Vierra sedang sarapan bersama keluarga, dia hanya menampilkan wajah datarnya dan kurang nafsu melihat makanan yang sudah tersedia didepannya. Dia sudah berpakaian seragam.
Ia masih kesal.
Kedua orang tuanya dan Sena saling memandang satu sama lain karena keheranan dengan raut wajah Vierra yang tertekuk.

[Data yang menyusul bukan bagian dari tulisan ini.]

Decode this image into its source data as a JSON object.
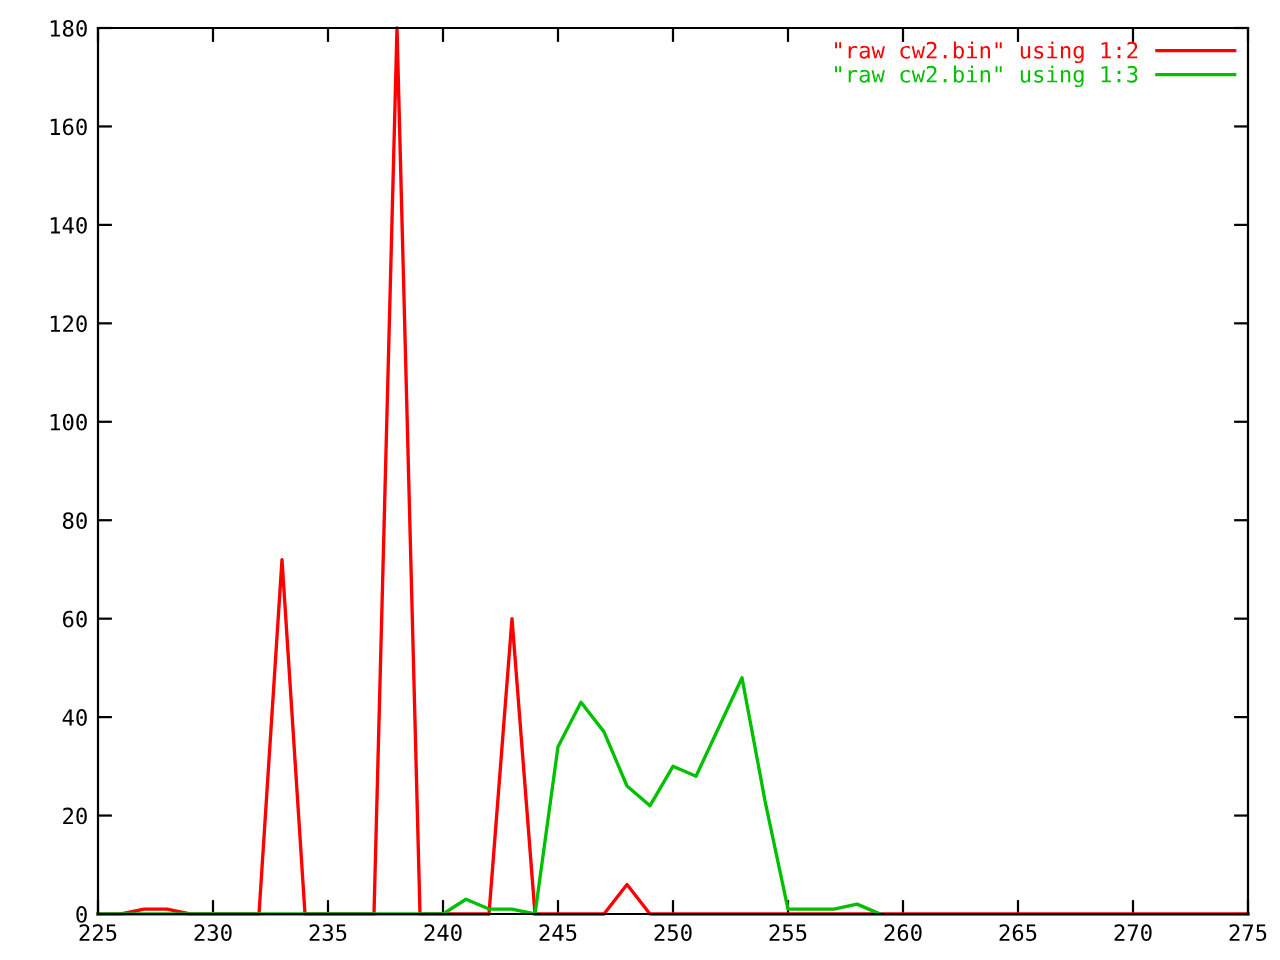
{
  "chart_data": {
    "type": "line",
    "x": [
      225,
      226,
      227,
      228,
      229,
      230,
      231,
      232,
      233,
      234,
      235,
      236,
      237,
      238,
      239,
      240,
      241,
      242,
      243,
      244,
      245,
      246,
      247,
      248,
      249,
      250,
      251,
      252,
      253,
      254,
      255,
      256,
      257,
      258,
      259,
      260,
      261,
      262,
      263,
      264,
      265,
      266,
      267,
      268,
      269,
      270,
      271,
      272,
      273,
      274,
      275
    ],
    "series": [
      {
        "name": "\"raw cw2.bin\" using 1:2",
        "color": "#ff0000",
        "values": [
          0,
          0,
          1,
          1,
          0,
          0,
          0,
          0,
          72,
          0,
          0,
          0,
          0,
          180,
          0,
          0,
          0,
          0,
          60,
          0,
          0,
          0,
          0,
          6,
          0,
          0,
          0,
          0,
          0,
          0,
          0,
          0,
          0,
          0,
          0,
          0,
          0,
          0,
          0,
          0,
          0,
          0,
          0,
          0,
          0,
          0,
          0,
          0,
          0,
          0,
          0
        ]
      },
      {
        "name": "\"raw cw2.bin\" using 1:3",
        "color": "#00c000",
        "x": [
          225,
          226,
          227,
          228,
          229,
          230,
          231,
          232,
          233,
          234,
          235,
          236,
          237,
          238,
          239,
          240,
          241,
          242,
          243,
          244,
          245,
          246,
          247,
          248,
          249,
          250,
          251,
          252,
          253,
          254,
          255,
          256,
          257,
          258,
          259
        ],
        "values": [
          0,
          0,
          0,
          0,
          0,
          0,
          0,
          0,
          0,
          0,
          0,
          0,
          0,
          0,
          0,
          0,
          3,
          1,
          1,
          0,
          34,
          43,
          37,
          26,
          22,
          30,
          28,
          38,
          48,
          23,
          1,
          1,
          1,
          2,
          0
        ]
      }
    ],
    "xlim": [
      225,
      275
    ],
    "xticks": [
      225,
      230,
      235,
      240,
      245,
      250,
      255,
      260,
      265,
      270,
      275
    ],
    "ylim": [
      0,
      180
    ],
    "yticks": [
      0,
      20,
      40,
      60,
      80,
      100,
      120,
      140,
      160,
      180
    ],
    "grid": false,
    "legend": "top right",
    "line_style": "solid",
    "marker": "none"
  }
}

Pak Husein tahu betul mengenai anaknya yang kesal dengan ketidaktahuannya akan kedatangan Hasta yang akan menemaninya jalan-jalan.
"Selamat pagi semuanya," Sapa Gio dengan lambaian tangan dari belakang punggung Vierra.
Sapaan dari Gio membuat semua orang melemparkan pandangan sepenuhnya pada pemuda itu. Tetapi tidak dengan Vierra, gadis itu belum sadar akan kedatangan sahabatnya dipagi hari. sampai Vierra dikejutkan dengan tepukan bahu dari Gio membuat gadis itu tersadar.
"Gio!, ngagetin aja lu," ketusnya pada Gio yang membuatnya sedikit terkejut.
"Lo kenapa ngelamun gitu, sampai kedatangan gue gak dirasa."
"Gio, ayo duduk dulu, kita sarapan bareng," Ajak IbuNona pada Gio yang masih setia dibelakang Vierra.
"Baik, tan." Gio mengambil tempat duduk dikursi samping Vierra.
Gio sudah seperti keluarga bagi keluarga Vierra dan sebaliknya. Kedekatan sedari kecil membuat kedua orang itu saling bertautan dengan keluarga masing-masing.
Dulu mereka tinggal bersebelahan rumah, setiap hari selalu bersama. Tk bareng sampai studi dijerman pun bareng. Tetapi, karna suatu alasan akhirnya Vierra pindah bersama keluarga, tapi tidak sebagai perentang jarak untuk mereka. Mereka sudah saling memahami satu sama lain, tidak ada yang disembunyikan. Tetapi lain hal dengan situasi Vierra saat ini, kemungkinan memberi tahu orang terdekatnya bukanlah hal gamblang.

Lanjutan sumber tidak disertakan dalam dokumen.